Bali – Serangan Turtle Conservation and Education Centre

One thing that you may know is that 6 out of the 7 sea turtle species in the world today can be found in the Indonesian waters. In other words, there is a good chance that you will spot some wild sea turtles when you are snorkelling or diving in Bali. And if you prefer to see these gentle creatures in a drier environment, there are also some conservation centres where you can have close encounters with them.

One thing that you probably do not know is that not all turtle conservancy programmes, societies, initiatives, etc in Bali are genuinely set up to protect and provide welfare for these turtles. Some are probably set up as a tourist attraction or tourist trap, in my opinion. If you do a google search for “turtle in bali”, you will find lots of information and most of the links bring you to this place called “Turtle Island”, which is accessible via a glass-bottom boat. The boat ride itself is about 20 minutes and the fare varies, aka, depending on your bargaining skills. Besides turtles, you can also see some other animals such as snakes, falcons, bats, pythons and many others on the island. These animals are part of the “wildlife” collection and are “domesticated”, i.e. you can take pictures with them (safely) for a fee. If these don’t sound fishy enough, go through all the reviews in tripadvisor (links provided below) and make your own judgement call.

Disclaimer: I have not been to the “conservation centre” mentioned in the tripadvisor and thus I can’t comment about it. The one that I went to is a real conservatory; one that is sincere in conserving and helping the turtles. How do I know? Read on and I am sure you will agree with me. And by the way, I went there by car, not via any fancy glass-bottom boats.

The super-long bridge that links Serangan to Bali main island

So the place we went is The Turtle Conservation and Education Centre (TCEC) of Serangan, on the resort island (Pulau Seranga) of Bali, just off Denpasar/Kuta area.  You will definitely need a local guide to bring you there as there is no public transport, as far as I can see. That place was so deserted that we practically had the entire centre to ourselves when we were there.

I chose this centre over the more touristy “Turtle Island” as I want the kids to learn more about conservation and its importance, and not the “fun” experiences of a zoo. This centre is run by volunteers and there are no admission charges or whatsoever; everything is based on goodwill. Thus, do not expect any touristy stuff like photo booths, animal shows, cafe, etc. Instead, be prepared to learn more about the turtles in the region and why/how are the centre set up. During our visit, we had a volunteer from the centre who provided a guided tour and a fantastic question-and-answer session.

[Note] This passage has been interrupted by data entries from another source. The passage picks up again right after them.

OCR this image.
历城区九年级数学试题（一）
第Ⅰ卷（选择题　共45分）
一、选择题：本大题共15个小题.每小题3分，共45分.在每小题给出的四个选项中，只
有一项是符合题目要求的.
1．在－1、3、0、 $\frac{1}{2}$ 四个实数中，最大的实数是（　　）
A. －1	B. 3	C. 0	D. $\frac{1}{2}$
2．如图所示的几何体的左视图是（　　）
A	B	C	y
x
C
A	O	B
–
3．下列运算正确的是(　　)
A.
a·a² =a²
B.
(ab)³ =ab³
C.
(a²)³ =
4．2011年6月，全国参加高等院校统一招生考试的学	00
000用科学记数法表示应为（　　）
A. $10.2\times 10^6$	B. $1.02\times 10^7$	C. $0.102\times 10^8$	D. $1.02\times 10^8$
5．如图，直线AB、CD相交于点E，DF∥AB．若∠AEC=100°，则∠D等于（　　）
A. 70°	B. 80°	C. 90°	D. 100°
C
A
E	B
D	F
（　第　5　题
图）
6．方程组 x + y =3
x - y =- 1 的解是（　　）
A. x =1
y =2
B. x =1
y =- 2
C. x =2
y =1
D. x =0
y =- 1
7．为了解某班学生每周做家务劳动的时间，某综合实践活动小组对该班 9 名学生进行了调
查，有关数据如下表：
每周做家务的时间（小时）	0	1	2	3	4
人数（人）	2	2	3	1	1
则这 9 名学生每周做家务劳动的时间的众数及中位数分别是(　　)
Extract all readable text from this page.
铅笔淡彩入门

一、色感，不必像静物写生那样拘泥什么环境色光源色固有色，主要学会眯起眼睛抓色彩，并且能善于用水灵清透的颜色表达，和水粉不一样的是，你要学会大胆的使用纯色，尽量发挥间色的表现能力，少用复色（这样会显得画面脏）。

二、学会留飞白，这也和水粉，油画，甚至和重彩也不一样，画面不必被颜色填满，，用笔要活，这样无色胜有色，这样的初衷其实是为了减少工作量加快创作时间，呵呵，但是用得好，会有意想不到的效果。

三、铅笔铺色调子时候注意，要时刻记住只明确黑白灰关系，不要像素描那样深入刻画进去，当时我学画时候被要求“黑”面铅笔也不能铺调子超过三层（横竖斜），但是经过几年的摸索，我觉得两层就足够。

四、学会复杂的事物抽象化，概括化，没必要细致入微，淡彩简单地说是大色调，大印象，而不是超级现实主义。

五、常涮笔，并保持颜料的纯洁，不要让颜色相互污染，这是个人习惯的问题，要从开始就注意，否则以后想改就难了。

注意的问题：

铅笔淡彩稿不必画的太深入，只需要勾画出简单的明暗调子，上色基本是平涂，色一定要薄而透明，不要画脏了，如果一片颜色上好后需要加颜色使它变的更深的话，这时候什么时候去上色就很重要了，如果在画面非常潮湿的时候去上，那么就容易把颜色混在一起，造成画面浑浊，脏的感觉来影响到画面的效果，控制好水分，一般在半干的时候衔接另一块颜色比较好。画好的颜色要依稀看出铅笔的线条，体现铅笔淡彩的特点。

Please donate generously to a good cause

This is the place where the hatchlings are bred until they are old enough to be released back into the ocean

Sick turtles (adult ones) are kept in this pool for observation

A sick green turtle

With the myriad of sea sports activities in Bali, it’s no surprise that accidents involving turtles are not uncommon. Some of these injured turtles will be brought to this centre for treatment, before being released back into the ocean. Some, however, may never make it back to the ocean. This huge turtle, for example, (see photo below) lost two of its flippers during an accident and will not be able to survive in the wild on its own. Thus, according to the guide, it will never leave the centre. It’s quite sad, actually.

This turtle lost its right fore flipper during an accident and is unlikely to leave the conservation centre (into the wild)

Other than treating sick or injured turtles, the centre’s other responsibility is to collect the turtle eggs from the wild for hatching. Unfortunately, it was not the right season when we visited the centre and the hatchery was empty.

The hatchery

Like the more touristy “Turtle Island”, this centre also allowed us to hold and feel the turtles. Turtles are really cute creatures and they didn’t really struggle (as signs of distress) when we held them in our hands. And of course, we also didn’t hold them for an extended period of time. 🙂

That’s me and the cute little creature

This is one of the juvenile turtles

This is a baby one

Useful Information – Serangan Turtle Conservation and Education Centre, the one we went : 

The Other Turtle Conservation, aka Turtle Island via a 20 minute glass-bottom boat ride : 

  • Trip Advisor Thread 1
  • Trip Advisor Thread 2
  • I think both of the threads above and many of the complaints about the tourist traps, cruelty towards the animals, etc refer to the same place, aka the so-called Turtle Island. I am not sure where’s this turtle island cos I have not been to that place. But I am sure that place is not the one I went.